In Sindh, the drinking-water treatment plants (rapid-sand filters and slow-sand filters) are not designed to remove pesticides in the drinking-water. So, if the raw water contains pesticides (which, most likely, it does), they will pass on to the finished drinking-water and, on to the human beings. Since, the cost of removal of pesticides from raw waters is prohibitive, it is prudent to prevent generation of pesticide runoff. This will also prevent environmental pollution.
Fertilisers are used to improve and increase the agricultural yields. Usually, it is the nitrogen, which appears in the fertiliser runoff, as nitrate. Typically, about 50 per cent of the nitrogen application is washed away. Phosphorus is not mobile in the soil, but rains, after a recent application of fertilisers, may wash down phosphorus in the runoff. Phosphorus readily precipitates as calcium, aluminium or iron phosphate, depending upon the nature of soil. Potassium is transported through the soil by the electrostatic attraction of the negatively- charged clay colloids (base exchange). Potassium has a restricted mobility.

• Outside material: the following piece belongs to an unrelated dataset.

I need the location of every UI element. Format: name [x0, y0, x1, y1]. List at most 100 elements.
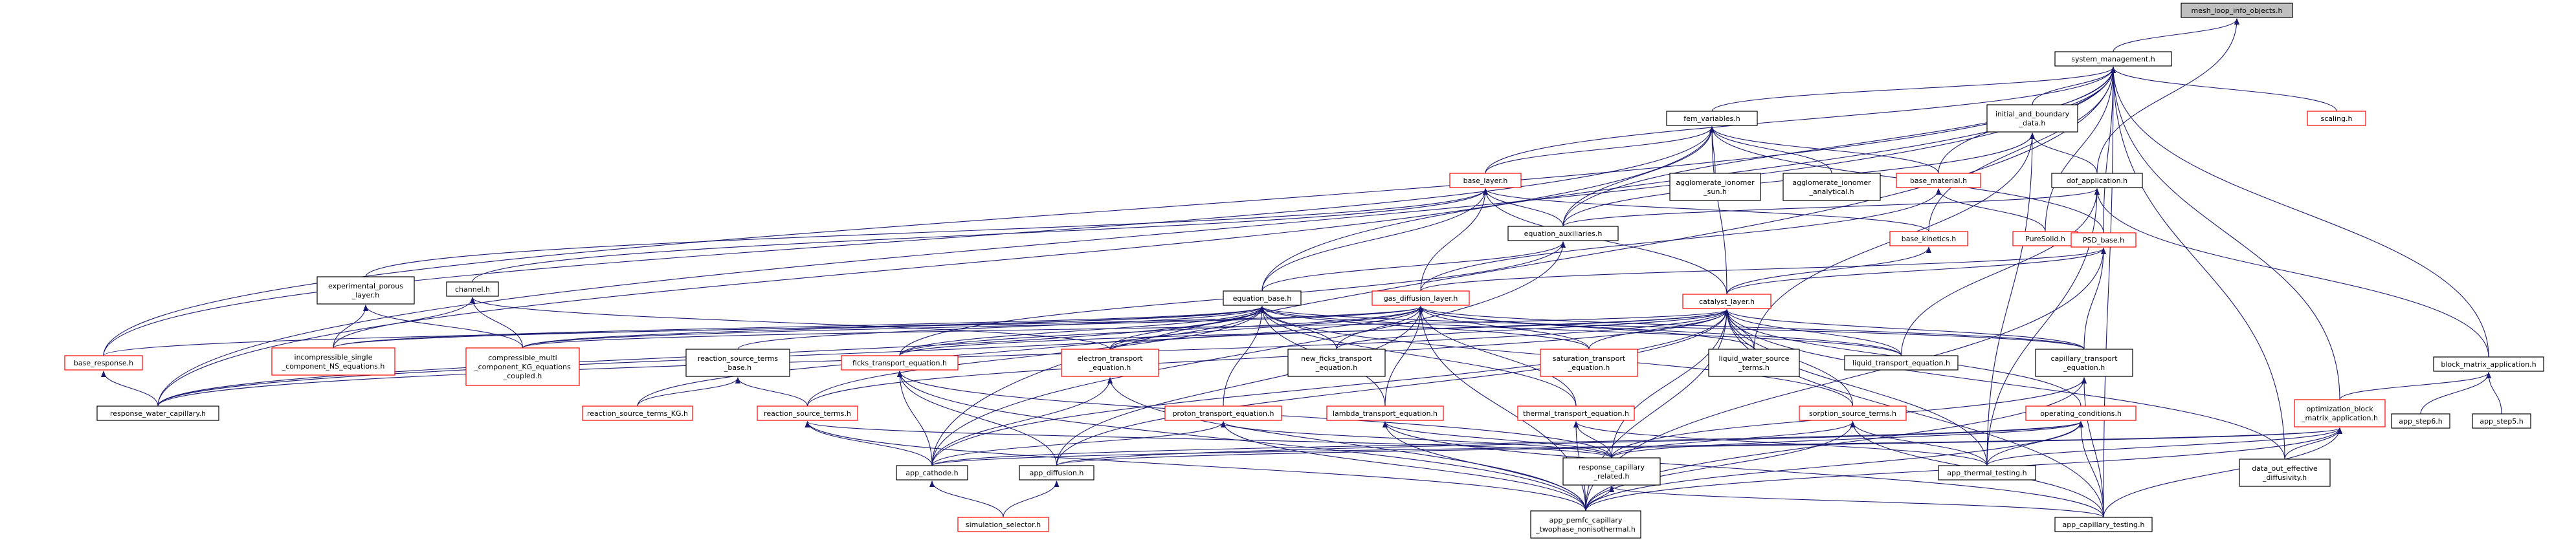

The build-up of nitrate in the groundwater is a matter of deep public concern. Nitrate, in itself, is relatively non-toxic to humans. Health problems arises after nitrate enters the body and, is converted to nitrite, which is the chemically form of nitrogen.

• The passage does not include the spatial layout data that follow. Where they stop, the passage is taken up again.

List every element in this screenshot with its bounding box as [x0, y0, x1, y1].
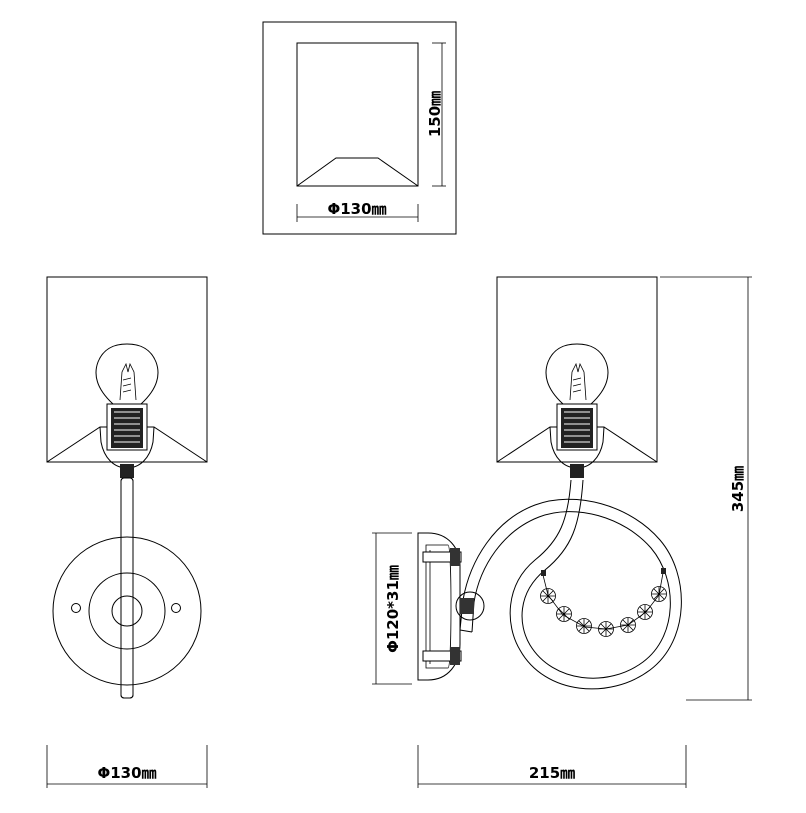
front-backplate-hub [111, 595, 143, 627]
crystal-bead [598, 621, 614, 637]
side-view: Φ120*31㎜ 345㎜ 215㎜ [372, 276, 752, 788]
front-view: Φ130㎜ [46, 276, 208, 788]
front-backplate-inner [88, 572, 166, 650]
total-height-label: 345㎜ [729, 466, 747, 512]
top-view-shade: 150㎜ Φ130㎜ [262, 21, 457, 235]
side-shade [496, 276, 658, 463]
mount-screw-left [71, 603, 81, 613]
side-depth-label: 215㎜ [529, 764, 575, 782]
crystal-bead [556, 606, 572, 622]
front-stem [120, 477, 134, 699]
shade-height-label: 150㎜ [426, 91, 444, 137]
side-bulb [545, 343, 609, 405]
front-width-label: Φ130㎜ [97, 764, 156, 782]
shade-outline [296, 42, 419, 187]
front-backplate-outer [52, 536, 202, 686]
mount-screw-right [171, 603, 181, 613]
crystal-bead [637, 604, 653, 620]
crystal-bead [620, 617, 636, 633]
top-view-frame [262, 21, 457, 235]
side-curved-arm [459, 479, 682, 690]
front-socket [99, 403, 155, 478]
shade-diameter-label: Φ130㎜ [327, 200, 386, 218]
side-backplate [417, 532, 485, 681]
crystal-bead [576, 618, 592, 634]
backplate-size-label: Φ120*31㎜ [384, 565, 402, 653]
shade-inner-bottom [296, 157, 419, 187]
front-bulb [95, 343, 159, 405]
crystal-bead [651, 586, 667, 602]
crystal-bead [540, 588, 556, 604]
crystal-bead-chain [540, 568, 667, 637]
front-shade [46, 276, 208, 463]
side-socket [549, 403, 605, 478]
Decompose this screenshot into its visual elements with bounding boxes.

The recent problems reported in Keenjhar Lake could be due to nitrates. Deaths in cattle have been reported due to fertiliser tanks being used to carry water. This has been mainly attributed to nitrate poisoning.
Water drawn from wells, at the depth of 20 metres, would reflect the conditions of fertiliser use twenty years ago. During the last twenty years, there has been significant increase in the use of fertiliser application.
When high levels of nitrate are present in raw water, other contaminants (coliform bacteria, chemical pollutants) may also be present.
Removal of nitrate from water entails costly treatment units. Boiling the water will not remove the nitrate. On the other hand, boiling will increase the concentration of nitrate in the water.
Controlling water pollution from fertiliser runoff requires a well-managed approach. Eutrophication of water bodies (excessive weed growth due to excessive nutrients) is an indication of fertiliser runoff. This requires regular qualitative assessment of the trophic state of water bodies.
Much of the sediment supply to rivers and other water bodies is attributed to the agriculture, as the result of erosion. The loss of top soil by sheet erosion and gully erosion generates sediment, which moves down to rivers and lakes. Soil erosion is usually the result of poor agricultural and irrigation practices. It is known that, soil is rendered as a wasteland due to the practices, which are not conducive to proper use of soil. The resulting unproductive soil is subjected to erosion, due to weathering processes, causing sediment load, which find its way to water bodies. In addition to high turbidity that is caused in water bodies, due to sediments, ecological impacts are caused, as a result of deposition in river beds. These ecological impacts are more pronounced in downstream areas.
There is also a chemical dimension to the sediments as water pollutants. The silt and clay fraction (less than 63 micrometer, in size) carries chemicals, heavy metals, chlorinated pesticides and phosphorus, which are “adsorbed” to the sediments, and are transported to the aquatic systems.
Measures, which can control erosion, include vegetative cover, contour farming, controlling down slope runoff by diversions, grassed waterways, strip cropping and terracing, among others.